Actrice historique dans le domaine de la santé mondiale, la France doit prendre sa part et continuer d’œuvrer en faveur de l’atteinte de la CSU. En 2021, la santé ne constituait que 13% des financements versés par la France aux pays les moins avancés, et ces derniers ne recevaient que 11% de l’aide publique au développement française bilatérale. L’adoption récente de nouveaux cadres stratégiques et politiques en matière de solidarité internationale et de santé mondiale doit venir renforcer les efforts actuellement fournis. En effet, le dernier Comité interministériel pour la coopération et le développement international (CICID) a fixé pour objectif d’accroître progressivement le soutien de la France auprès des PMA “en assurant un effort financier de l’Etat d’au moins 50% pour les PMA dès 2024” ainsi qu’en menant un plaidoyer en faveur de cette cible dans les enceintes multilatérales concernées. Le comité a par ailleurs réaffirmé la santé mondiale comme l’une de ses 10 priorités thématiques, ciblant particulièrement “le besoin de renforcer la résilience face aux risques sanitaires, d’accroître l’investissement dans les systèmes de santé primaires et d’améliorer la formation des soignants dans les pays fragiles”. Enfin, ces axes prioritaires sont soutenus par une nouvelle stratégie de la France en santé mondiale (2023-2027) qui place la promotion des systèmes de santé équitables, pérennes, résilients, adaptatifs et centrés sur la personne, au cœur de ses priorités pour atteindre la couverture sanitaire universelle (CSU).

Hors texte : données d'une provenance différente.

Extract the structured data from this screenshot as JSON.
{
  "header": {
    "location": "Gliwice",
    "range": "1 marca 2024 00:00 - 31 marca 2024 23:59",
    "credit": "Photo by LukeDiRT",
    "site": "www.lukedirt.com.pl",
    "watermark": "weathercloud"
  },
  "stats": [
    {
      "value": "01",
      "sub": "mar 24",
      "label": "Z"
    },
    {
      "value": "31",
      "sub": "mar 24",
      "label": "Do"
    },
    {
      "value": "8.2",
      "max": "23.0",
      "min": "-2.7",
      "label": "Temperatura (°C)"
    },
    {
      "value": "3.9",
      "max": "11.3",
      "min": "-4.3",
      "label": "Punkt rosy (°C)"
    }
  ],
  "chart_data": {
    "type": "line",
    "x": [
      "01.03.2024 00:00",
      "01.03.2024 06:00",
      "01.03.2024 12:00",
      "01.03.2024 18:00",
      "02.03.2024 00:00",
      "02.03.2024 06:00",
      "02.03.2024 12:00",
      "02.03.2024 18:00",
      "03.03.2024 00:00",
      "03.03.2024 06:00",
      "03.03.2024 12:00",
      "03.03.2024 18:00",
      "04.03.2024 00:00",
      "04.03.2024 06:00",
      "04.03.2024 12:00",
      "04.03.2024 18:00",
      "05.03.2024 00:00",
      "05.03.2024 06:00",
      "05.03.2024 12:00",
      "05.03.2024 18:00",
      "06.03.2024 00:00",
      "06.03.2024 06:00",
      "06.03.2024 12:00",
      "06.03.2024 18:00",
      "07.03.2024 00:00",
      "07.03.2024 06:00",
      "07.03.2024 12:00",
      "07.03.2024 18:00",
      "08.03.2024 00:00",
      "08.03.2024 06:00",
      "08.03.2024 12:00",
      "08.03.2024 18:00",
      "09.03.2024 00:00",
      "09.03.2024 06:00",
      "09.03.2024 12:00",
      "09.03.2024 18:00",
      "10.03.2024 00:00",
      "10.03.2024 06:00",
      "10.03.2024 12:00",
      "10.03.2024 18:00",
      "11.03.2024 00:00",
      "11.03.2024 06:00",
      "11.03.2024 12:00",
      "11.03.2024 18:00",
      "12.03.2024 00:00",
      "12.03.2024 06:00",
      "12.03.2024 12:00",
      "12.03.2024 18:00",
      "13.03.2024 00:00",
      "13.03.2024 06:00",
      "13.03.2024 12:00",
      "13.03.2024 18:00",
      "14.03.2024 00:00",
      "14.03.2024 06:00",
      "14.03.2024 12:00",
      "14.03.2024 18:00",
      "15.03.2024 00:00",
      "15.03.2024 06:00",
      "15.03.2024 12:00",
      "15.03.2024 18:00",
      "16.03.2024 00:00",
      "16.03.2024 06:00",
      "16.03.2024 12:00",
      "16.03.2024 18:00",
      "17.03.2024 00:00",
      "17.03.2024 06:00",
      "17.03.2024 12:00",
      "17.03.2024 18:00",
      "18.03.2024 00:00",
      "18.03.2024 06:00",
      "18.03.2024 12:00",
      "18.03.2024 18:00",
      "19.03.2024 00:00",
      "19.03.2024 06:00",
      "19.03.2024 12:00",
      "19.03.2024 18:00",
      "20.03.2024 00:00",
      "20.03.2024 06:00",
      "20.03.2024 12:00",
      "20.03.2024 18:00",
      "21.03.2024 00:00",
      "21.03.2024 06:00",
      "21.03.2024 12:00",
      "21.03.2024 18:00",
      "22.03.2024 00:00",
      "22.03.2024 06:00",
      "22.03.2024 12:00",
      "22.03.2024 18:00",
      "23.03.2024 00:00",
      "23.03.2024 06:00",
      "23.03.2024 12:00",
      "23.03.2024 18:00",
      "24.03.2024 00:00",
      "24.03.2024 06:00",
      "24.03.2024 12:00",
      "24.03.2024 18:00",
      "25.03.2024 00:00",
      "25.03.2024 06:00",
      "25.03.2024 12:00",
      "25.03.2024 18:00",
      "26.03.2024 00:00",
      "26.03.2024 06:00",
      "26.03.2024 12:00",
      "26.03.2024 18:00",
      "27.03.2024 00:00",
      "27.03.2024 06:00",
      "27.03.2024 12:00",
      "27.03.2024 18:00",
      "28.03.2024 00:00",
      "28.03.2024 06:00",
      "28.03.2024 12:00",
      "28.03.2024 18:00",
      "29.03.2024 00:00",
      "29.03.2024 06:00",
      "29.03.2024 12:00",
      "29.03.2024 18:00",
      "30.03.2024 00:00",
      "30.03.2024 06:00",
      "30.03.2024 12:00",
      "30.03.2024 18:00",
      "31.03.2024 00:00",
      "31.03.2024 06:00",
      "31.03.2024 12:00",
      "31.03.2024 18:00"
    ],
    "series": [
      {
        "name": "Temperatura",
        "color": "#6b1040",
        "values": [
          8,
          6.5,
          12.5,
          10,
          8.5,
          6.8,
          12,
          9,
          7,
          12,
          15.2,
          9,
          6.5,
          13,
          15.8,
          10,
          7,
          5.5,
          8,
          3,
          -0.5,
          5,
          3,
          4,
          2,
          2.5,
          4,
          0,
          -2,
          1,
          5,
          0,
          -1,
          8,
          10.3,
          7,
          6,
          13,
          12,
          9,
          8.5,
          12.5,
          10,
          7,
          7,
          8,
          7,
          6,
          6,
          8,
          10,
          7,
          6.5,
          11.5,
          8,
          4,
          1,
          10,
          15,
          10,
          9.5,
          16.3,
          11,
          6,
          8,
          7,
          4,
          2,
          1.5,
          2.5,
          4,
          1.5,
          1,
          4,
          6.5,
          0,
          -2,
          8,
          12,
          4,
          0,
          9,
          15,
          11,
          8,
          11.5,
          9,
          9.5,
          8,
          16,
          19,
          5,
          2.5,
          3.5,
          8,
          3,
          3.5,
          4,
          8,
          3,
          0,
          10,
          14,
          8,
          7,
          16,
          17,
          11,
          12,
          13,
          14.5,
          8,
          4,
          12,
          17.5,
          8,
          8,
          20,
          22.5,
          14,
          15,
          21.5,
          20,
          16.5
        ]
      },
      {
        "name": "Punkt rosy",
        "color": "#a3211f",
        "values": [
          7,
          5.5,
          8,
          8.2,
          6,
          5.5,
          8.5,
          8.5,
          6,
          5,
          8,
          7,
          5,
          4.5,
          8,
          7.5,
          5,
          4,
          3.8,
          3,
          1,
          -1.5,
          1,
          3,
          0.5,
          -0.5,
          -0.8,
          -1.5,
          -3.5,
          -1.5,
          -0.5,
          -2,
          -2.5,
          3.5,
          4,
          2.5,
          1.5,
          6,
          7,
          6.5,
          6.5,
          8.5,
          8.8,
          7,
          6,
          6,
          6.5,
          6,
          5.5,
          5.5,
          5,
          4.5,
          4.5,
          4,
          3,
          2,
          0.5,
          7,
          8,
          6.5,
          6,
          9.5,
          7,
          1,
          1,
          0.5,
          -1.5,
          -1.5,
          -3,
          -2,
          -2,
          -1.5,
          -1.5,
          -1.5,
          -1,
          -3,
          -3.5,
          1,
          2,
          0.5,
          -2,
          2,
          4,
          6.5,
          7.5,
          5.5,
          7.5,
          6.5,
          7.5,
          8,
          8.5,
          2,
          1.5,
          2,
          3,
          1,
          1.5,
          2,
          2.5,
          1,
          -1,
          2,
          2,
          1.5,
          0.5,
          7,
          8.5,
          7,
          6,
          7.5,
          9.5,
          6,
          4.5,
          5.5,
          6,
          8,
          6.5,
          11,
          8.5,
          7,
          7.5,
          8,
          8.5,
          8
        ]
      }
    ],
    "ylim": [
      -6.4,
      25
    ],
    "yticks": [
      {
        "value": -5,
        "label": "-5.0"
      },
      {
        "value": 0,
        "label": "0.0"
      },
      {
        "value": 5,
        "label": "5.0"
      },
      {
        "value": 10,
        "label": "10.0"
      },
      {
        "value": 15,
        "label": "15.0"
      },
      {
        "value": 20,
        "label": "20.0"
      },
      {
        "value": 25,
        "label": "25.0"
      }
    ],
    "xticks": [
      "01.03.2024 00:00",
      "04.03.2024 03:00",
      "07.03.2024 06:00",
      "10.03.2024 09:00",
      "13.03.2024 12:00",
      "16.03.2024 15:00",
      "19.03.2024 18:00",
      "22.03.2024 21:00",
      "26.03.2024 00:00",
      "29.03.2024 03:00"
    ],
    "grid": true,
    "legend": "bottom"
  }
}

Nous appelons désormais la France à ce que la déclinaison de ces axes prioritaires se traduise de manière concrète en :

  • Renforçant la part de dons dans son aide publique au développement (APD) afin de davantage soutenir les PMA et les secteurs sociaux
  • Dédiant a minima 50% de son APD aux PMA
  • Consacrant 15% de son APD à la santé mondiale
  • Intégrant la santé parmi les priorités des futures stratégies nationales de la politique de solidarité internationale de la France, et ce particulièrement dans les PMA.